Yes, thanks, Ram for the question. As you rightly note the specifics of what will be next for SPR720 are dependent on the data we continue to generate and the dialogue that we will have with FDA, and we do not have those specifics today. And when we do, we will certainly communicate that in the right public forum, just as a matter of historical precedent, what we mean when we say that we might see adjustments to the trial just historically when agents have come up hold, sometimes you will see adjustments to elements of the protocol such as inclusion or exclusion criteria monitoring or potentially something about the dose in terms of what specifically in-store for 720, we have more work to do as well as more conversations to have with our colleagues at FDA to bottom that out. And when we do, we'll be communicating that.

Just to add one…

I'm sorry, go ahead.

Just to add one point that the dosing in the toxicology study of the adult primates is being done by oral gavage dosing that is the medication is administered through a tube that's introduced into the esophagus. It's completely unrelated to the way that dosing has done in human beings. So that the concern may be that it is this dosing procedure that is the problem in the toxicology study. And that would not imply any change in dosing or dose regimen in humans.

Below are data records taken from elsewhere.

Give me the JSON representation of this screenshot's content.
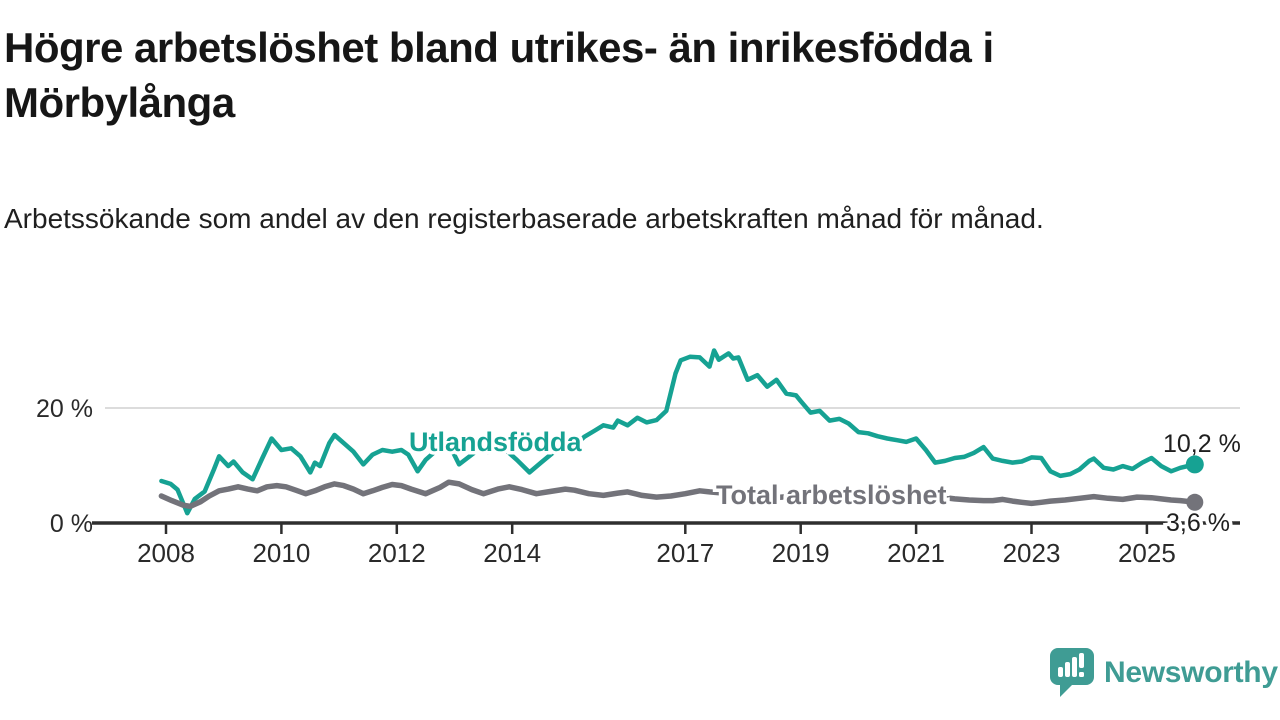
{
  "header": {
    "title": "Högre arbetslöshet bland utrikes- än inrikesfödda i Mörbylånga",
    "subtitle": "Arbetssökande som andel av den registerbaserade arbetskraften månad för månad."
  },
  "footer": {
    "brand": "Newsworthy",
    "logo_icon": "newsworthy-speech-bubble-bar-chart-icon"
  },
  "colors": {
    "teal": "#16a293",
    "gray": "#73737a",
    "grid": "#dcdcdc",
    "axis": "#2e2e2e",
    "axis_text": "#2a2a2a",
    "value_label": "#1f1f1f",
    "brand": "#3f9c94"
  },
  "chart_data": {
    "type": "line",
    "unit": "%",
    "grid": "horizontal-only",
    "xlim": [
      2007.6,
      2026.3
    ],
    "ylim": [
      0,
      32
    ],
    "x_axis": {
      "ticks": [
        {
          "value": 2008,
          "label": "2008"
        },
        {
          "value": 2010,
          "label": "2010"
        },
        {
          "value": 2012,
          "label": "2012"
        },
        {
          "value": 2014,
          "label": "2014"
        },
        {
          "value": 2017,
          "label": "2017"
        },
        {
          "value": 2019,
          "label": "2019"
        },
        {
          "value": 2021,
          "label": "2021"
        },
        {
          "value": 2023,
          "label": "2023"
        },
        {
          "value": 2025,
          "label": "2025"
        }
      ]
    },
    "y_axis": {
      "ticks": [
        {
          "value": 0,
          "label": "0 %"
        },
        {
          "value": 20,
          "label": "20 %"
        }
      ]
    },
    "series": [
      {
        "name": "Utlandsfödda",
        "color": "#16a293",
        "end_label": "10,2 %",
        "end_value": 10.2,
        "points": [
          [
            2007.92,
            7.3
          ],
          [
            2008.08,
            6.8
          ],
          [
            2008.2,
            5.8
          ],
          [
            2008.37,
            1.7
          ],
          [
            2008.5,
            4.2
          ],
          [
            2008.67,
            5.5
          ],
          [
            2008.83,
            9.3
          ],
          [
            2008.92,
            11.6
          ],
          [
            2009.08,
            9.9
          ],
          [
            2009.17,
            10.7
          ],
          [
            2009.33,
            8.8
          ],
          [
            2009.5,
            7.6
          ],
          [
            2009.67,
            11.3
          ],
          [
            2009.83,
            14.7
          ],
          [
            2010.0,
            12.7
          ],
          [
            2010.17,
            13.0
          ],
          [
            2010.33,
            11.6
          ],
          [
            2010.5,
            8.8
          ],
          [
            2010.58,
            10.5
          ],
          [
            2010.67,
            9.9
          ],
          [
            2010.83,
            13.9
          ],
          [
            2010.92,
            15.3
          ],
          [
            2011.08,
            13.9
          ],
          [
            2011.25,
            12.4
          ],
          [
            2011.42,
            10.2
          ],
          [
            2011.58,
            11.9
          ],
          [
            2011.75,
            12.7
          ],
          [
            2011.92,
            12.4
          ],
          [
            2012.08,
            12.7
          ],
          [
            2012.2,
            11.9
          ],
          [
            2012.36,
            9.0
          ],
          [
            2012.5,
            11.0
          ],
          [
            2012.75,
            13.2
          ],
          [
            2012.9,
            13.8
          ],
          [
            2013.08,
            10.2
          ],
          [
            2013.25,
            11.5
          ],
          [
            2013.42,
            12.8
          ],
          [
            2013.58,
            12.3
          ],
          [
            2013.75,
            13.8
          ],
          [
            2013.92,
            12.4
          ],
          [
            2014.08,
            11.0
          ],
          [
            2014.3,
            8.8
          ],
          [
            2014.5,
            10.5
          ],
          [
            2014.75,
            12.6
          ],
          [
            2014.92,
            13.8
          ],
          [
            2015.08,
            13.4
          ],
          [
            2015.25,
            15.0
          ],
          [
            2015.42,
            16.0
          ],
          [
            2015.58,
            17.0
          ],
          [
            2015.75,
            16.6
          ],
          [
            2015.83,
            17.8
          ],
          [
            2016.0,
            17.0
          ],
          [
            2016.17,
            18.3
          ],
          [
            2016.33,
            17.5
          ],
          [
            2016.5,
            17.9
          ],
          [
            2016.67,
            19.5
          ],
          [
            2016.83,
            26.0
          ],
          [
            2016.92,
            28.3
          ],
          [
            2017.08,
            28.9
          ],
          [
            2017.25,
            28.8
          ],
          [
            2017.42,
            27.2
          ],
          [
            2017.5,
            30.0
          ],
          [
            2017.58,
            28.4
          ],
          [
            2017.75,
            29.5
          ],
          [
            2017.83,
            28.6
          ],
          [
            2017.92,
            28.8
          ],
          [
            2018.08,
            24.9
          ],
          [
            2018.25,
            25.7
          ],
          [
            2018.42,
            23.7
          ],
          [
            2018.58,
            24.9
          ],
          [
            2018.75,
            22.5
          ],
          [
            2018.92,
            22.2
          ],
          [
            2019.0,
            21.2
          ],
          [
            2019.17,
            19.2
          ],
          [
            2019.33,
            19.5
          ],
          [
            2019.5,
            17.8
          ],
          [
            2019.67,
            18.1
          ],
          [
            2019.83,
            17.3
          ],
          [
            2020.0,
            15.8
          ],
          [
            2020.17,
            15.6
          ],
          [
            2020.33,
            15.1
          ],
          [
            2020.5,
            14.7
          ],
          [
            2020.67,
            14.4
          ],
          [
            2020.83,
            14.1
          ],
          [
            2021.0,
            14.7
          ],
          [
            2021.17,
            12.7
          ],
          [
            2021.33,
            10.5
          ],
          [
            2021.5,
            10.8
          ],
          [
            2021.67,
            11.3
          ],
          [
            2021.83,
            11.5
          ],
          [
            2022.0,
            12.2
          ],
          [
            2022.17,
            13.2
          ],
          [
            2022.33,
            11.2
          ],
          [
            2022.5,
            10.8
          ],
          [
            2022.67,
            10.5
          ],
          [
            2022.83,
            10.7
          ],
          [
            2023.0,
            11.4
          ],
          [
            2023.17,
            11.3
          ],
          [
            2023.33,
            9.0
          ],
          [
            2023.5,
            8.2
          ],
          [
            2023.67,
            8.5
          ],
          [
            2023.83,
            9.3
          ],
          [
            2024.0,
            10.8
          ],
          [
            2024.08,
            11.2
          ],
          [
            2024.25,
            9.6
          ],
          [
            2024.42,
            9.3
          ],
          [
            2024.58,
            9.9
          ],
          [
            2024.75,
            9.4
          ],
          [
            2024.92,
            10.5
          ],
          [
            2025.08,
            11.3
          ],
          [
            2025.25,
            9.9
          ],
          [
            2025.42,
            9.0
          ],
          [
            2025.58,
            9.6
          ],
          [
            2025.75,
            10.0
          ],
          [
            2025.83,
            10.2
          ]
        ]
      },
      {
        "name": "Total arbetslöshet",
        "color": "#73737a",
        "end_label": "3,6 %",
        "end_value": 3.6,
        "points": [
          [
            2007.92,
            4.7
          ],
          [
            2008.1,
            3.9
          ],
          [
            2008.3,
            3.1
          ],
          [
            2008.42,
            2.9
          ],
          [
            2008.6,
            3.7
          ],
          [
            2008.75,
            4.7
          ],
          [
            2008.92,
            5.6
          ],
          [
            2009.08,
            5.9
          ],
          [
            2009.25,
            6.3
          ],
          [
            2009.42,
            5.9
          ],
          [
            2009.58,
            5.6
          ],
          [
            2009.75,
            6.3
          ],
          [
            2009.92,
            6.5
          ],
          [
            2010.08,
            6.3
          ],
          [
            2010.25,
            5.7
          ],
          [
            2010.42,
            5.1
          ],
          [
            2010.58,
            5.6
          ],
          [
            2010.75,
            6.3
          ],
          [
            2010.92,
            6.8
          ],
          [
            2011.08,
            6.5
          ],
          [
            2011.25,
            5.9
          ],
          [
            2011.42,
            5.1
          ],
          [
            2011.58,
            5.6
          ],
          [
            2011.75,
            6.2
          ],
          [
            2011.92,
            6.7
          ],
          [
            2012.08,
            6.5
          ],
          [
            2012.25,
            5.9
          ],
          [
            2012.5,
            5.1
          ],
          [
            2012.75,
            6.2
          ],
          [
            2012.9,
            7.1
          ],
          [
            2013.08,
            6.8
          ],
          [
            2013.3,
            5.8
          ],
          [
            2013.5,
            5.1
          ],
          [
            2013.75,
            5.9
          ],
          [
            2013.95,
            6.3
          ],
          [
            2014.17,
            5.8
          ],
          [
            2014.42,
            5.1
          ],
          [
            2014.67,
            5.5
          ],
          [
            2014.92,
            5.9
          ],
          [
            2015.08,
            5.7
          ],
          [
            2015.33,
            5.1
          ],
          [
            2015.58,
            4.8
          ],
          [
            2015.83,
            5.2
          ],
          [
            2016.0,
            5.4
          ],
          [
            2016.25,
            4.8
          ],
          [
            2016.5,
            4.5
          ],
          [
            2016.75,
            4.7
          ],
          [
            2017.0,
            5.1
          ],
          [
            2017.25,
            5.6
          ],
          [
            2017.42,
            5.4
          ],
          [
            2017.67,
            5.2
          ],
          [
            2017.92,
            4.9
          ],
          [
            2018.17,
            4.6
          ],
          [
            2018.42,
            4.3
          ],
          [
            2018.67,
            4.5
          ],
          [
            2018.92,
            4.7
          ],
          [
            2019.17,
            4.5
          ],
          [
            2019.42,
            4.2
          ],
          [
            2019.67,
            4.0
          ],
          [
            2019.92,
            4.2
          ],
          [
            2020.17,
            4.6
          ],
          [
            2020.42,
            5.0
          ],
          [
            2020.67,
            5.2
          ],
          [
            2020.92,
            5.0
          ],
          [
            2021.17,
            4.8
          ],
          [
            2021.42,
            4.5
          ],
          [
            2021.67,
            4.2
          ],
          [
            2021.92,
            4.0
          ],
          [
            2022.17,
            3.9
          ],
          [
            2022.33,
            3.9
          ],
          [
            2022.5,
            4.1
          ],
          [
            2022.67,
            3.8
          ],
          [
            2022.83,
            3.6
          ],
          [
            2023.0,
            3.4
          ],
          [
            2023.17,
            3.6
          ],
          [
            2023.33,
            3.8
          ],
          [
            2023.58,
            4.0
          ],
          [
            2023.83,
            4.3
          ],
          [
            2024.08,
            4.6
          ],
          [
            2024.33,
            4.3
          ],
          [
            2024.58,
            4.1
          ],
          [
            2024.83,
            4.5
          ],
          [
            2025.08,
            4.4
          ],
          [
            2025.25,
            4.2
          ],
          [
            2025.42,
            4.0
          ],
          [
            2025.58,
            3.9
          ],
          [
            2025.75,
            3.7
          ],
          [
            2025.83,
            3.6
          ]
        ]
      }
    ]
  }
}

And just to clarify, in all of the evidence you have seen to date, there is no direct indication that there is any issue with the dosing regimen that you originally promulgated for use in humans. First of all, there's still no overt indication relative to when you originally made the announcement of the FDA clinical hold notification and – versus where we are now. There is still no overt indication that we can definitively point to a drug-related effect. Is that correct?

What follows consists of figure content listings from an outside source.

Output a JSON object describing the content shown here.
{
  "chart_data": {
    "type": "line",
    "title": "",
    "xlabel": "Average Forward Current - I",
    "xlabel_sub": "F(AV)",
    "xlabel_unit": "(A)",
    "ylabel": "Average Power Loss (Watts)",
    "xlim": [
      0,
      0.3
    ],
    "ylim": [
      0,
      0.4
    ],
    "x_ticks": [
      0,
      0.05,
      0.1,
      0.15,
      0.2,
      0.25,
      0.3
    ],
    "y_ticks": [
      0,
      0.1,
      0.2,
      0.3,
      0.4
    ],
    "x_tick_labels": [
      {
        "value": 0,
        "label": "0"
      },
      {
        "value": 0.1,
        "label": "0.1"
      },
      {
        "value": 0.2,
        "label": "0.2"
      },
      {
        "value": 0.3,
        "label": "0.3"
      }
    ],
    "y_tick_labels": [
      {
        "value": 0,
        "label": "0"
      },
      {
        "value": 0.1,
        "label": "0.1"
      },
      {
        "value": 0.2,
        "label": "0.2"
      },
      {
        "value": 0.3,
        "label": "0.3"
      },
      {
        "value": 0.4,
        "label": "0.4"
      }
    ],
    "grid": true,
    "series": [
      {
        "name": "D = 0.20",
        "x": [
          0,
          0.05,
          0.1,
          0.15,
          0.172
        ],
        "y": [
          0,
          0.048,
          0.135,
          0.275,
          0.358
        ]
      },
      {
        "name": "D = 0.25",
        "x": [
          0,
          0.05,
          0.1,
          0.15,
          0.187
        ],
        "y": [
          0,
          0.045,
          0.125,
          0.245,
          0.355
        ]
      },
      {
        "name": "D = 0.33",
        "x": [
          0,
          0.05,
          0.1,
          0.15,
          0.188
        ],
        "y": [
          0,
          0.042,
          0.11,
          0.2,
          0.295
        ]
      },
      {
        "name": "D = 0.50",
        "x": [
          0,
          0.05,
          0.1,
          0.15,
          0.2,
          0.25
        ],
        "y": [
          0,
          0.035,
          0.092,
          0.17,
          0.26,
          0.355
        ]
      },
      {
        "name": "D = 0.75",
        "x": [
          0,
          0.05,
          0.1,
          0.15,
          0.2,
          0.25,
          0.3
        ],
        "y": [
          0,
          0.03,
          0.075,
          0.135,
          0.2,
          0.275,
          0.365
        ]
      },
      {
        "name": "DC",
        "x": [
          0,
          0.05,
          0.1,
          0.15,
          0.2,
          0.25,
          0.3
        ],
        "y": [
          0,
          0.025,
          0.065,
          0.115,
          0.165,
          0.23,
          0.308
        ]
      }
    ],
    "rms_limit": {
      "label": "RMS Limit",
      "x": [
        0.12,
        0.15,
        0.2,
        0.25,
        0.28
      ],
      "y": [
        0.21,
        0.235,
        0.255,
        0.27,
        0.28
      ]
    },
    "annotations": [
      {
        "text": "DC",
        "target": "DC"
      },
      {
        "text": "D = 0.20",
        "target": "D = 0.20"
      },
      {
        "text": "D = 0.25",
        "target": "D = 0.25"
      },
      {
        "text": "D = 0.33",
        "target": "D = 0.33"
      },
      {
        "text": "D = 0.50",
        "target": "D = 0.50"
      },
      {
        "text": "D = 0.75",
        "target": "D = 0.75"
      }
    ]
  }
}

Yes, Ram, let me review the evidence that we have. I think that as we've noted before we have prior rat primate studies, as well as normal healthy volunteer studies up to 14 days as well as an ongoing rat chronic toxicology study that suggest the same things that we felt when we opened up the Phase 2 study. What we know to date is consistent with the fact that there could be dosing related species specific or drug related hypotheses, the data to date continues to suggest that those hypotheses are relevant. And as we get more data, we'll continue to confirm that with FDA. So, the data that we have continues to support the viability of those hypotheses.

Thank you.

We have reached the end of the question-and-answer session. At this time, I'd like to turn the call back over to management for closing comments.

Thank you, operator. And I appreciate everyone's time for joining us today. I invite everyone to join us at our next webcast presentation at the Oppenheimer Healthcare Conference on March 16, 2021. Have a great evening.

This concludes today's conference. You may disconnect your lines at this time, and we thank you for your participation.